Suite et fin de notre série sur les joueurs de côté défensifs. Et justement, aujourd’hui, nous nous intéressons à ces joueurs hybrides que sont les pistons. Jouant dans un système ou ils sont positionnés plus haut que les défenseurs centraux, quelles sont les caractéristiques principales de ces joueurs à la fois défenseurs et attaquants ?

Qu’est ce qu’un piston ou un « Carrilero » ?

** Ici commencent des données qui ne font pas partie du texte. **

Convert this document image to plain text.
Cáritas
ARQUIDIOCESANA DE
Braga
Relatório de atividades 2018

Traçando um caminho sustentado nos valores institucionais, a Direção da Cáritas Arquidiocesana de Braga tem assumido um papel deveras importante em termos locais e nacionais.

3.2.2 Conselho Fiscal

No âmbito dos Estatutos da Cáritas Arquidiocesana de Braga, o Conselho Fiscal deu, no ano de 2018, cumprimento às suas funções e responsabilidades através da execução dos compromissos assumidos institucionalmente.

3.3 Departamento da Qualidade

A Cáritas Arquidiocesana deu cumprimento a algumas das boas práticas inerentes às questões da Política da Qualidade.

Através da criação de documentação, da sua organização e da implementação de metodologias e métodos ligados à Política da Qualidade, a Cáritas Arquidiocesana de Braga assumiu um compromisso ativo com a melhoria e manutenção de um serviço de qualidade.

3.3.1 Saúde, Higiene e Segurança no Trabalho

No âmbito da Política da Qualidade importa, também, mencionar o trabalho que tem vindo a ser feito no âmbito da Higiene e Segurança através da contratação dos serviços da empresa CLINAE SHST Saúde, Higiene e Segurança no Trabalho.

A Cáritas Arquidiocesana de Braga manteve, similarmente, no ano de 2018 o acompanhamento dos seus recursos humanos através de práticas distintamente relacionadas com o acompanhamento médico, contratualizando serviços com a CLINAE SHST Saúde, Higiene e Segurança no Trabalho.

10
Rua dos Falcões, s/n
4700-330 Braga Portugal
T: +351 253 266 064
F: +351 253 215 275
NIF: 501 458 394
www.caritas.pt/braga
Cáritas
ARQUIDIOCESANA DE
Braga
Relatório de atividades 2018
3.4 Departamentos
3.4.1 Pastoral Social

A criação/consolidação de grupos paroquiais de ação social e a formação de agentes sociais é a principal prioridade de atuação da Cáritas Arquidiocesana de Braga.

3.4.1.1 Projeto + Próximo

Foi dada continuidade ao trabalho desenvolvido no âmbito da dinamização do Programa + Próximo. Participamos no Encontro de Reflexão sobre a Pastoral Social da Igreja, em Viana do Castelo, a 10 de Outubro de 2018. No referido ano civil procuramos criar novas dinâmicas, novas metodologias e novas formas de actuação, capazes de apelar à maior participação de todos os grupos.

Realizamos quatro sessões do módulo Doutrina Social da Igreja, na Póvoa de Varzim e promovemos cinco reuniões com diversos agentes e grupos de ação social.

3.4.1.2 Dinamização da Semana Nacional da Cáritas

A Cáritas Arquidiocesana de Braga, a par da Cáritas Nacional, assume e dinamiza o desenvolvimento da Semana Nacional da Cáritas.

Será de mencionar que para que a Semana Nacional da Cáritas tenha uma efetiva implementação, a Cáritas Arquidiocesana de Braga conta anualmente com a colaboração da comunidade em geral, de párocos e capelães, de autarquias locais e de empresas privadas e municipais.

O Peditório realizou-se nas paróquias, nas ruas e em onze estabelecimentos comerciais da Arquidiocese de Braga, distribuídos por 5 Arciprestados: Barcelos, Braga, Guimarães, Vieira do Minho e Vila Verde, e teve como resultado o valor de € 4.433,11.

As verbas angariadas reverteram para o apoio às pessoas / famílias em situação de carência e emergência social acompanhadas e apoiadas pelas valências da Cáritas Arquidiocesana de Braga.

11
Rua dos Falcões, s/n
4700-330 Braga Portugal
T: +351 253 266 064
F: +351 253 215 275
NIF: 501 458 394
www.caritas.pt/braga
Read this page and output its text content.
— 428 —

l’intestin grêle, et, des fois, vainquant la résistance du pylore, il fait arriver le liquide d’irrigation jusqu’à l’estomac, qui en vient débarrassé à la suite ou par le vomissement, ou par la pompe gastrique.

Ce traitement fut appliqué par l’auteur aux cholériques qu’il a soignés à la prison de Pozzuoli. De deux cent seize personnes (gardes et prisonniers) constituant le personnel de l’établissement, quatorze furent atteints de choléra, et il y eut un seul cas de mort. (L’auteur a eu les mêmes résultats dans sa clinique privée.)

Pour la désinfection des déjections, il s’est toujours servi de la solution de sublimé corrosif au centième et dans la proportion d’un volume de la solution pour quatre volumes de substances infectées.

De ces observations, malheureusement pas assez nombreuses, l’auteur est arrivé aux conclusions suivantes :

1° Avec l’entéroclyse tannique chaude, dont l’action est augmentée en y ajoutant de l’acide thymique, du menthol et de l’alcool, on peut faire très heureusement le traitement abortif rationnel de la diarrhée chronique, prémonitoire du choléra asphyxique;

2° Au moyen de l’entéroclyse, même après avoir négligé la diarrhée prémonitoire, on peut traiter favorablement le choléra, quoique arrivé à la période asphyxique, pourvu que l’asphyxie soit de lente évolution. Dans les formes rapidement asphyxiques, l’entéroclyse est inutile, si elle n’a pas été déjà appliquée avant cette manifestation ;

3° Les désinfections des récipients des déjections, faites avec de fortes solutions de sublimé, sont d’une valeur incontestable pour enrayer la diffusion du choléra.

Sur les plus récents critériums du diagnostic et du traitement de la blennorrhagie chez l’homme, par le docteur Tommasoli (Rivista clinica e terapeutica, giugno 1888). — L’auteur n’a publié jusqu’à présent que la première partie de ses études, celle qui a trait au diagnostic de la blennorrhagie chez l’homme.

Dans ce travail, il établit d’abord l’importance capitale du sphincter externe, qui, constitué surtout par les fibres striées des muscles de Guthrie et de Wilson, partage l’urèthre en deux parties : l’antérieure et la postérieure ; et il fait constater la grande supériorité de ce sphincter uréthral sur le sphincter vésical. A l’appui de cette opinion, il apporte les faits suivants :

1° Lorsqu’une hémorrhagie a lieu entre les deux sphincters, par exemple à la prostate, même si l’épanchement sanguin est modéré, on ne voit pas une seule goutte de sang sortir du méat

Carlos Bilardo, l’autoproclamé inventeur de la défense à trois

Dans notre série sur l’histoire des latéraux, nous sommes revenus largement sur ce poste de joueur de côté. Ce poste se résume donc à de nombreux déplacements le long de la ligne de touche et de nombreux duels à jouer et à anticiper. Et si, dans un schéma « classique » à 4 défenseurs, le latéral peut compter sur l’ailier qui est devant lui pour combiner et libérer des espaces, les systèmes de jeu faisant intervenir trois défenseurs centraux sacrifie cette association sur le côté pour laisser place à un joueur hybride, à la fois considéré comme un attaquant et un défenseur. Dans ce système ou la paternité est revendiquée par Carlos Bilardo en 1982 avec l’Argentine, le « Piston » se retrouve seul pour bloquer les attaques latérales adverses, être en renfort des milieux de terrain et apporter une solution à la relance ou à la construction d’une attaque.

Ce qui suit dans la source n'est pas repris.